Deriving expressions for angular velocity and acceleration

[drofenaz]

Homework Statement

Derive the expressions for the $i_r$ and $i_θ$ components of velocity and acceleration.

Homework Equations

$r=|r|i_r$

$\omega=\frac{dr}{dt}$

$\alpha=\frac{dω}{dt}=\frac{d^2r}{dt}$

The Attempt at a Solution

$r=|r|i_r$

$\omega=\frac{dr}{dt}i_r+r\frac{di_r}{dt}$

$\alpha=\frac{d^2r}{dt^2}i_r+\frac{dr}{dt}\frac{di_r}{dt}+\frac{d^2i_r}{dt^2}r+\frac{di_r}{dt}\frac{dr}{dt}$

4. The solutions I need to get to
$\omega=\frac{dr}{dt}i_r+r\frac{d_\theta}{dt}i_θ$

$\alpha=\frac{d^2r}{dt^2}i_r+\frac{dr}{dt}\frac{di_\theta}{dt}i_\theta+\frac{dr}{dt} \frac{d\theta}{dt}i_\theta+r\frac{d^2\theta}{dt^2}i_\theta-r\left(\frac{d\theta}{dt}\right)^2i_r$

5. Thoughts
I think that they're substituting in something for parts of my answer. I just don't know what they're substituting in, or how to find it.

 

[grzz]

... $\omega=\frac{dr}{dt}$

$\alpha=\frac{dω}{dt}=\frac{d^2r}{dt}$...

$\omega$ $\neq$ $\frac{dr}{dt}$ but $\omega$ = $\frac{d\theta}{dt}$.
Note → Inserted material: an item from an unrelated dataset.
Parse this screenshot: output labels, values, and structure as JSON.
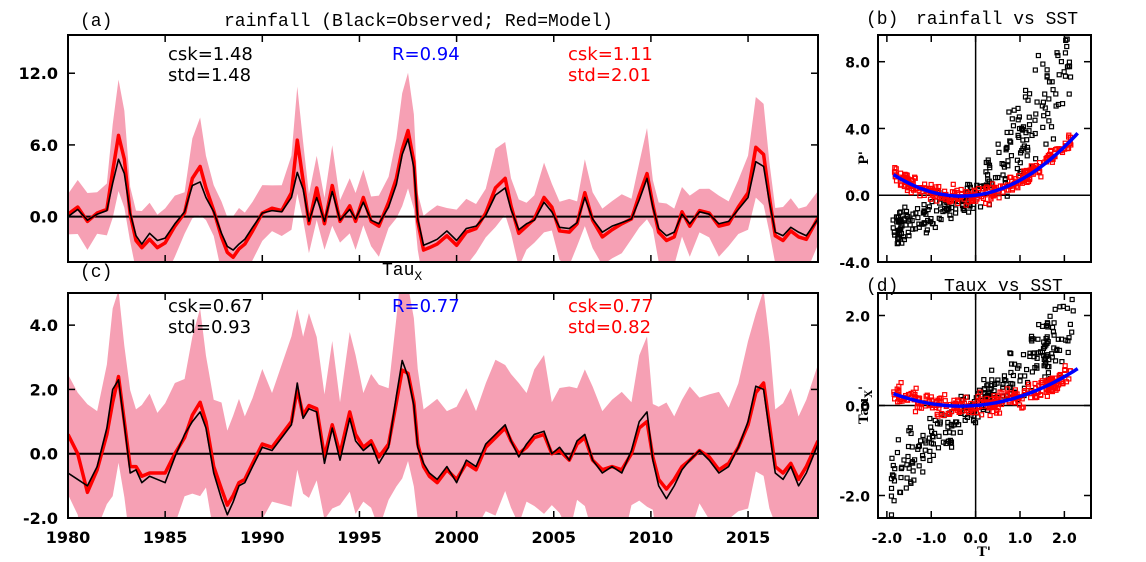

$\alpha$ $\neq$ $\frac{d^{2}r}{dt^{2}}$ but $\alpha$ = $\frac{d\omega}{dt}$ = $\frac{d^{2}\theta}{dt^{2}}$

 

[drofenaz]

So basically I'm doing it completely wrong. Would my work be correct for v and a instead of ω and $\alpha$?

I'm not quite sure how to solve the problem. Could you point me in the right direction?

 

[grzz]

oops!
let me try again.

 

[grzz]

... The solutions I need to get ...
$\omega=\frac{dr}{dt}i_r+r\frac{d_\theta}{dt}i_θ$

$\alpha=\frac{d^2r}{dt^2}i_r+\frac{dr}{dt}\frac{di_\theta}{dt}i_\theta+\frac{dr}{dt} \frac{d\theta}{dt}i_\theta+r\frac{d^2\theta}{dt^2}i_\theta-r\left(\frac{d\theta}{dt}\right)^2i_r$...
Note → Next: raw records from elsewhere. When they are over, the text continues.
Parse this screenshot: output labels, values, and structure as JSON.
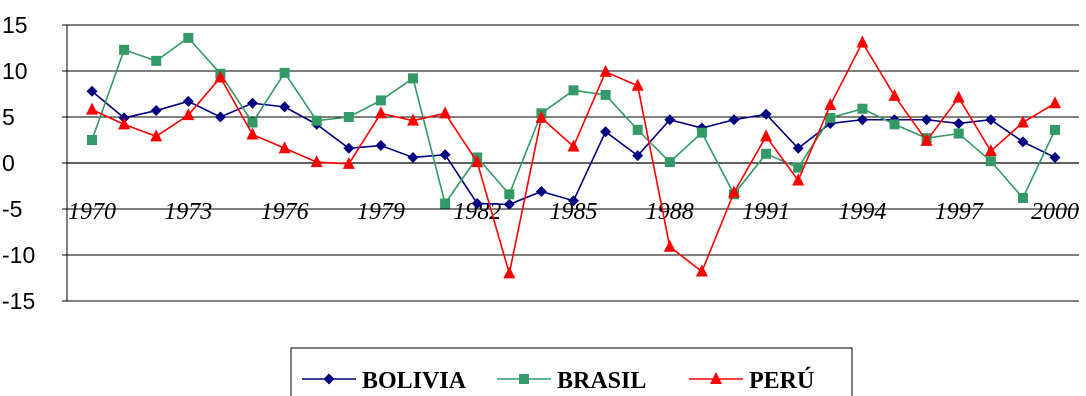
{
  "chart_data": {
    "type": "line",
    "title": "",
    "xlabel": "",
    "ylabel": "",
    "x": [
      1970,
      1971,
      1972,
      1973,
      1974,
      1975,
      1976,
      1977,
      1978,
      1979,
      1980,
      1981,
      1982,
      1983,
      1984,
      1985,
      1986,
      1987,
      1988,
      1989,
      1990,
      1991,
      1992,
      1993,
      1994,
      1995,
      1996,
      1997,
      1998,
      1999,
      2000
    ],
    "x_tick_labels": [
      "1970",
      "1973",
      "1976",
      "1979",
      "1982",
      "1985",
      "1988",
      "1991",
      "1994",
      "1997",
      "2000"
    ],
    "y_tick_labels": [
      "15",
      "10",
      "5",
      "0",
      "-5",
      "-10",
      "-15"
    ],
    "ylim": [
      -15,
      15
    ],
    "y_gridlines": true,
    "legend_position": "bottom",
    "series": [
      {
        "name": "BOLIVIA",
        "color": "#000080",
        "marker": "diamond",
        "values": [
          7.8,
          4.9,
          5.7,
          6.7,
          5.0,
          6.5,
          6.1,
          4.2,
          1.6,
          1.9,
          0.6,
          0.9,
          -4.4,
          -4.5,
          -3.1,
          -4.1,
          3.4,
          0.8,
          4.7,
          3.8,
          4.7,
          5.3,
          1.6,
          4.3,
          4.7,
          4.7,
          4.7,
          4.3,
          4.7,
          2.3,
          0.6
        ]
      },
      {
        "name": "BRASIL",
        "color": "#339966",
        "marker": "square",
        "values": [
          2.5,
          12.3,
          11.1,
          13.6,
          9.7,
          4.4,
          9.8,
          4.6,
          5.0,
          6.8,
          9.2,
          -4.4,
          0.6,
          -3.4,
          5.4,
          7.9,
          7.4,
          3.6,
          0.1,
          3.3,
          -3.4,
          1.0,
          -0.5,
          4.9,
          5.9,
          4.2,
          2.7,
          3.2,
          0.2,
          -3.8,
          3.6
        ]
      },
      {
        "name": "PERÚ",
        "color": "#ff0000",
        "marker": "triangle",
        "values": [
          5.8,
          4.2,
          2.9,
          5.2,
          9.3,
          3.1,
          1.6,
          0.1,
          -0.1,
          5.4,
          4.6,
          5.4,
          0.1,
          -12.0,
          4.9,
          1.8,
          9.9,
          8.4,
          -9.1,
          -11.8,
          -3.2,
          2.9,
          -1.9,
          6.3,
          13.1,
          7.3,
          2.4,
          7.1,
          1.3,
          4.4,
          6.5
        ]
      }
    ]
  }
}
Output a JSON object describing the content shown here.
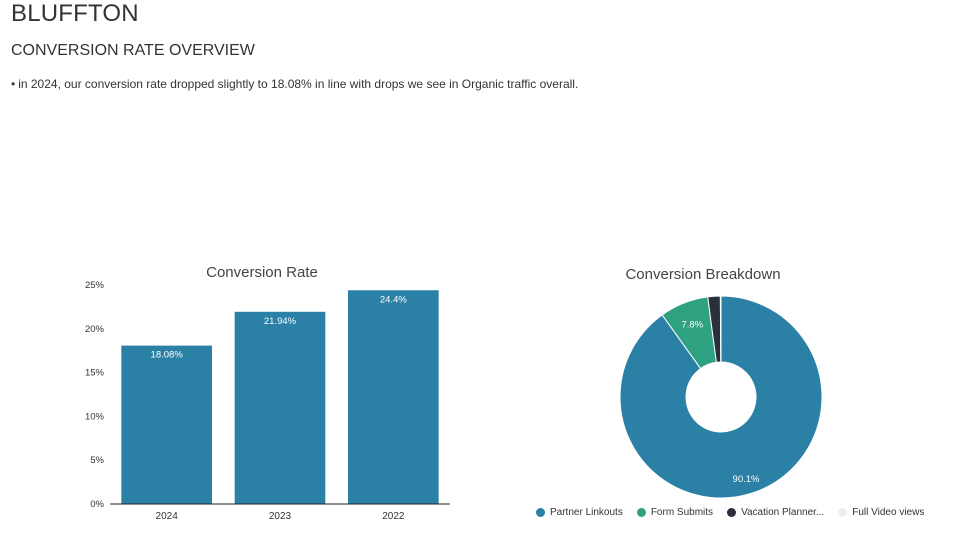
{
  "page": {
    "title": "BLUFFTON",
    "subtitle": "CONVERSION RATE OVERVIEW",
    "bullet": "in 2024, our conversion rate dropped slightly to 18.08% in line with drops we see in Organic traffic overall."
  },
  "chart_data": [
    {
      "type": "bar",
      "title": "Conversion Rate",
      "categories": [
        "2024",
        "2023",
        "2022"
      ],
      "values": [
        18.08,
        21.94,
        24.4
      ],
      "value_labels": [
        "18.08%",
        "21.94%",
        "24.4%"
      ],
      "ylim": [
        0,
        25
      ],
      "yticks": [
        0,
        5,
        10,
        15,
        20,
        25
      ],
      "ytick_labels": [
        "0%",
        "5%",
        "10%",
        "15%",
        "20%",
        "25%"
      ],
      "xlabel": "",
      "ylabel": "",
      "grid": false,
      "color": "#2b80a6"
    },
    {
      "type": "pie",
      "subtype": "donut",
      "title": "Conversion Breakdown",
      "labels": [
        "Partner Linkouts",
        "Form Submits",
        "Vacation Planner...",
        "Full Video views"
      ],
      "values": [
        90.1,
        7.8,
        2.0,
        0.1
      ],
      "value_labels": [
        "90.1%",
        "7.8%",
        "",
        ""
      ],
      "colors": [
        "#2b80a6",
        "#2ea181",
        "#2a2f3a",
        "#eeeeee"
      ],
      "legend": "bottom"
    }
  ]
}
I think that what you were asked to derive are:

$v=\frac{dr}{dt}i_r+r\frac{d_\theta}{dt}i_θ$

and

$a=\frac{d^2r}{dt^2}i_r+\frac{dr}{dt}\frac{d\theta}{dt}i_\theta+\frac{dr}{dt} \frac{d\theta}{dt}i_\theta+r\frac{d^2\theta}{dt^2}i_\theta-r\left(\frac{d\theta}{dt}\right)^2i_r$

 

[drofenaz]

I have solved the problem. Hopefully typing up my work will help someone someday.SOLVING FOR KNOWNS

$i_r=cos\theta+sin\theta$

$\frac{di_r}{dt}=-sin\theta+cos\theta$

$\frac{di_r}{dt}=\frac{d\theta}{dt}i_\theta$
$i_\theta=-sin\theta+cos\theta$

$\frac{di_\theta}{dt}=-cos\theta-sin\theta$

$\frac{di_\theta}{dt}=-\frac{d\theta}{dt}i_r$

POSITION VECTOR

$r=ri_r$

SOLVING FOR VELOCITY

$v=\frac{dr}{dt}$

$v=\frac{dr}{dt}i_r+\frac{di_r}{dt}r$

After substituting what we know, we get:

$v=\frac{dr}{dt}i_r+r\frac{d\theta}{dt}i_\theta$

So the solutions for velocity are:

$v_r=\frac{dr}{dt}$

$v_\theta=r\frac{d\theta}{dt}$

SOLVING FOR ACCELERATION

$a=\frac{dv}{dt}$

$a=\frac{d^2r}{dt^2}i_r+\frac{di_r}{dt}\frac{dr}{dt}+\frac{dr}{dt}\frac{d\theta}{dt}i_\theta+r \frac{d^2\theta}{dt^2}i_\theta+r\frac{d\theta}{dt}\frac{di_\theta}{dt}$

After substituting what we know, we get:

$a=\frac{d^2r}{dt^2}i_r+\frac{d\theta}{dt}\frac{dr}{dt}i_\theta+\frac{dr}{dt}\frac{d\theta}{dt}i_θ+r \frac{d^2\theta}{dt^2}i_\theta-r\frac{d\theta}{dt}\frac{d\theta}{dt}i_r$

And then we simplify to get:

$a=\frac{d^2r}{dt^2}i_r+2\frac{d\theta}{dt}\frac{dr}{dt}i_\theta+r\frac{d^2\theta}{dt^2}i_\theta-r\left(\frac{d\theta}{dt}\right)^2i_r$

So the solutions for acceleration are:

$a_r=\frac{d^2r}{dt^2}-r\left(\frac{d\theta}{dt}\right)^2$

$a_\theta=2\frac{d\theta}{dt}\frac{dr}{dt}+r\frac{d^2\theta}{dt^2}$